I looked at my glass, studied it. Consuela is very rarely wrong about such things. As she had drained her glass, I went over and gravely took it from her hand, motioning her to follow me outside. There, in the gloaming, I dashed both glasses against a stone, ground the shards into tiny pieces under my heel, and covered them with good, clean, Scottish earth. Consuela stood quietly all the while, although there was an initial tension in her body, as though she had been poised to stay my destructive hand.

Briefly I caught her eye, then I looked back at the disturbed ground, my nostrils filled with the scent of the turned soil.

“Consuela,” I said. “The ‘property’ of which the slogan speaks is that ‘property’ which lived and breathed, and which toiled for cotton and for indigo, and which had no right itself to liberty. I would not touch such a thing with my lips, and will never do so again – can never now. ‘Touch not the unclean thing’ as the Good Book says. I mean no disrespect to the land of your birth and upbringing, Consuela, but do you realise how close it came to having that ‘property’ enshrined in its Declaration of Independence? It was only through the agitation of Thomas Jefferson that his own words ‘the pursuit of happiness’ were substituted, and though Jefferson himself held such ‘property’ it did at least trouble his conscience.”

“Ma’am,” said Consuela. “You’re a hard woman, but a true and just one.”
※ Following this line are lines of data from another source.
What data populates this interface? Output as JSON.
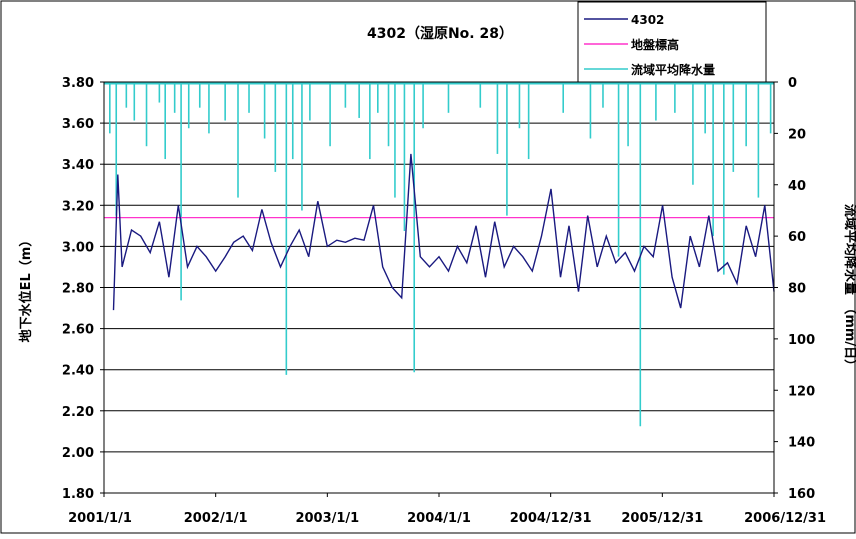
{
  "chart_data": {
    "type": "line",
    "title": "4302（湿原No. 28）",
    "ylabel_left": "地下水位EL（m）",
    "ylabel_right": "流域平均降水量　（mm/日）",
    "xlabel": "",
    "xlim": [
      "2001-01-01",
      "2006-12-31"
    ],
    "x_tick_labels": [
      "2001/1/1",
      "2002/1/1",
      "2003/1/1",
      "2004/1/1",
      "2004/12/31",
      "2005/12/31",
      "2006/12/31"
    ],
    "x_tick_dates": [
      "2001-01-01",
      "2002-01-01",
      "2003-01-01",
      "2004-01-01",
      "2004-12-31",
      "2005-12-31",
      "2006-12-31"
    ],
    "ylim_left": [
      1.8,
      3.8
    ],
    "y_ticks_left": [
      "1.80",
      "2.00",
      "2.20",
      "2.40",
      "2.60",
      "2.80",
      "3.00",
      "3.20",
      "3.40",
      "3.60",
      "3.80"
    ],
    "ylim_right": [
      0,
      160
    ],
    "y_ticks_right": [
      "0",
      "20",
      "40",
      "60",
      "80",
      "100",
      "120",
      "140",
      "160"
    ],
    "grid": "horizontal",
    "legend_position": "top-right",
    "series": [
      {
        "name": "4302",
        "axis": "left",
        "color": "#1a1a80",
        "points": [
          [
            "2001-01-01",
            null
          ],
          [
            "2001-02-01",
            2.69
          ],
          [
            "2001-02-15",
            3.35
          ],
          [
            "2001-03-01",
            2.9
          ],
          [
            "2001-04-01",
            3.08
          ],
          [
            "2001-05-01",
            3.05
          ],
          [
            "2001-06-01",
            2.97
          ],
          [
            "2001-07-01",
            3.12
          ],
          [
            "2001-08-01",
            2.85
          ],
          [
            "2001-09-01",
            3.2
          ],
          [
            "2001-10-01",
            2.9
          ],
          [
            "2001-11-01",
            3.0
          ],
          [
            "2001-12-01",
            2.95
          ],
          [
            "2002-01-01",
            2.88
          ],
          [
            "2002-02-01",
            2.95
          ],
          [
            "2002-03-01",
            3.02
          ],
          [
            "2002-04-01",
            3.05
          ],
          [
            "2002-05-01",
            2.98
          ],
          [
            "2002-06-01",
            3.18
          ],
          [
            "2002-07-01",
            3.02
          ],
          [
            "2002-08-01",
            2.9
          ],
          [
            "2002-09-01",
            3.0
          ],
          [
            "2002-10-01",
            3.08
          ],
          [
            "2002-11-01",
            2.95
          ],
          [
            "2002-12-01",
            3.22
          ],
          [
            "2003-01-01",
            3.0
          ],
          [
            "2003-02-01",
            3.03
          ],
          [
            "2003-03-01",
            3.02
          ],
          [
            "2003-04-01",
            3.04
          ],
          [
            "2003-05-01",
            3.03
          ],
          [
            "2003-06-01",
            3.2
          ],
          [
            "2003-07-01",
            2.9
          ],
          [
            "2003-08-01",
            2.8
          ],
          [
            "2003-09-01",
            2.75
          ],
          [
            "2003-10-01",
            3.45
          ],
          [
            "2003-11-01",
            2.95
          ],
          [
            "2003-12-01",
            2.9
          ],
          [
            "2004-01-01",
            2.95
          ],
          [
            "2004-02-01",
            2.88
          ],
          [
            "2004-03-01",
            3.0
          ],
          [
            "2004-04-01",
            2.92
          ],
          [
            "2004-05-01",
            3.1
          ],
          [
            "2004-06-01",
            2.85
          ],
          [
            "2004-07-01",
            3.12
          ],
          [
            "2004-08-01",
            2.9
          ],
          [
            "2004-09-01",
            3.0
          ],
          [
            "2004-10-01",
            2.95
          ],
          [
            "2004-11-01",
            2.88
          ],
          [
            "2004-12-01",
            3.05
          ],
          [
            "2005-01-01",
            3.28
          ],
          [
            "2005-02-01",
            2.85
          ],
          [
            "2005-03-01",
            3.1
          ],
          [
            "2005-04-01",
            2.78
          ],
          [
            "2005-05-01",
            3.15
          ],
          [
            "2005-06-01",
            2.9
          ],
          [
            "2005-07-01",
            3.05
          ],
          [
            "2005-08-01",
            2.92
          ],
          [
            "2005-09-01",
            2.97
          ],
          [
            "2005-10-01",
            2.88
          ],
          [
            "2005-11-01",
            3.0
          ],
          [
            "2005-12-01",
            2.95
          ],
          [
            "2006-01-01",
            3.2
          ],
          [
            "2006-02-01",
            2.85
          ],
          [
            "2006-03-01",
            2.7
          ],
          [
            "2006-04-01",
            3.05
          ],
          [
            "2006-05-01",
            2.9
          ],
          [
            "2006-06-01",
            3.15
          ],
          [
            "2006-07-01",
            2.88
          ],
          [
            "2006-08-01",
            2.92
          ],
          [
            "2006-09-01",
            2.82
          ],
          [
            "2006-10-01",
            3.1
          ],
          [
            "2006-11-01",
            2.95
          ],
          [
            "2006-12-01",
            3.2
          ],
          [
            "2006-12-31",
            2.78
          ]
        ]
      },
      {
        "name": "地盤標高",
        "axis": "left",
        "color": "#ff33cc",
        "points": [
          [
            "2001-01-01",
            3.14
          ],
          [
            "2006-12-31",
            3.14
          ]
        ]
      },
      {
        "name": "流域平均降水量",
        "axis": "right",
        "color": "#33cccc",
        "style": "downward-spikes",
        "points": [
          [
            "2001-01-20",
            20
          ],
          [
            "2001-02-10",
            52
          ],
          [
            "2001-03-15",
            10
          ],
          [
            "2001-04-10",
            15
          ],
          [
            "2001-05-20",
            25
          ],
          [
            "2001-07-01",
            8
          ],
          [
            "2001-07-20",
            30
          ],
          [
            "2001-08-20",
            12
          ],
          [
            "2001-09-10",
            85
          ],
          [
            "2001-10-05",
            18
          ],
          [
            "2001-11-10",
            10
          ],
          [
            "2001-12-10",
            20
          ],
          [
            "2002-02-01",
            15
          ],
          [
            "2002-03-15",
            45
          ],
          [
            "2002-04-20",
            12
          ],
          [
            "2002-06-10",
            22
          ],
          [
            "2002-07-15",
            35
          ],
          [
            "2002-08-20",
            114
          ],
          [
            "2002-09-10",
            30
          ],
          [
            "2002-10-10",
            50
          ],
          [
            "2002-11-05",
            15
          ],
          [
            "2003-01-10",
            25
          ],
          [
            "2003-03-01",
            10
          ],
          [
            "2003-04-15",
            14
          ],
          [
            "2003-05-20",
            30
          ],
          [
            "2003-06-15",
            12
          ],
          [
            "2003-07-20",
            25
          ],
          [
            "2003-08-10",
            45
          ],
          [
            "2003-09-10",
            58
          ],
          [
            "2003-10-12",
            113
          ],
          [
            "2003-11-10",
            18
          ],
          [
            "2004-02-01",
            12
          ],
          [
            "2004-05-15",
            10
          ],
          [
            "2004-07-10",
            28
          ],
          [
            "2004-08-10",
            52
          ],
          [
            "2004-09-20",
            18
          ],
          [
            "2004-10-20",
            30
          ],
          [
            "2005-02-10",
            12
          ],
          [
            "2005-05-10",
            22
          ],
          [
            "2005-06-20",
            10
          ],
          [
            "2005-08-10",
            68
          ],
          [
            "2005-09-10",
            25
          ],
          [
            "2005-10-20",
            134
          ],
          [
            "2005-12-10",
            15
          ],
          [
            "2006-02-10",
            12
          ],
          [
            "2006-04-10",
            40
          ],
          [
            "2006-05-20",
            20
          ],
          [
            "2006-06-15",
            60
          ],
          [
            "2006-07-20",
            75
          ],
          [
            "2006-08-20",
            35
          ],
          [
            "2006-10-01",
            25
          ],
          [
            "2006-11-10",
            45
          ],
          [
            "2006-12-20",
            20
          ]
        ]
      }
    ]
  },
  "colors": {
    "groundwater": "#1a1a80",
    "ground_elevation": "#ff33cc",
    "rainfall": "#33cccc",
    "grid": "#000000"
  }
}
She came over to me and slipped her arm through mine. Together, as the evening sky darkened, we watched the stars – the comforting familiarity of Orion and the Plough… and there, there was honest, constant Polaris alone in his fixed position in the firmament. A late bird cried. At the northern horizon there was the first hint of a shimmering, blue curtain, as the Aurora Borealis bestowed its peaceful blessing on our world.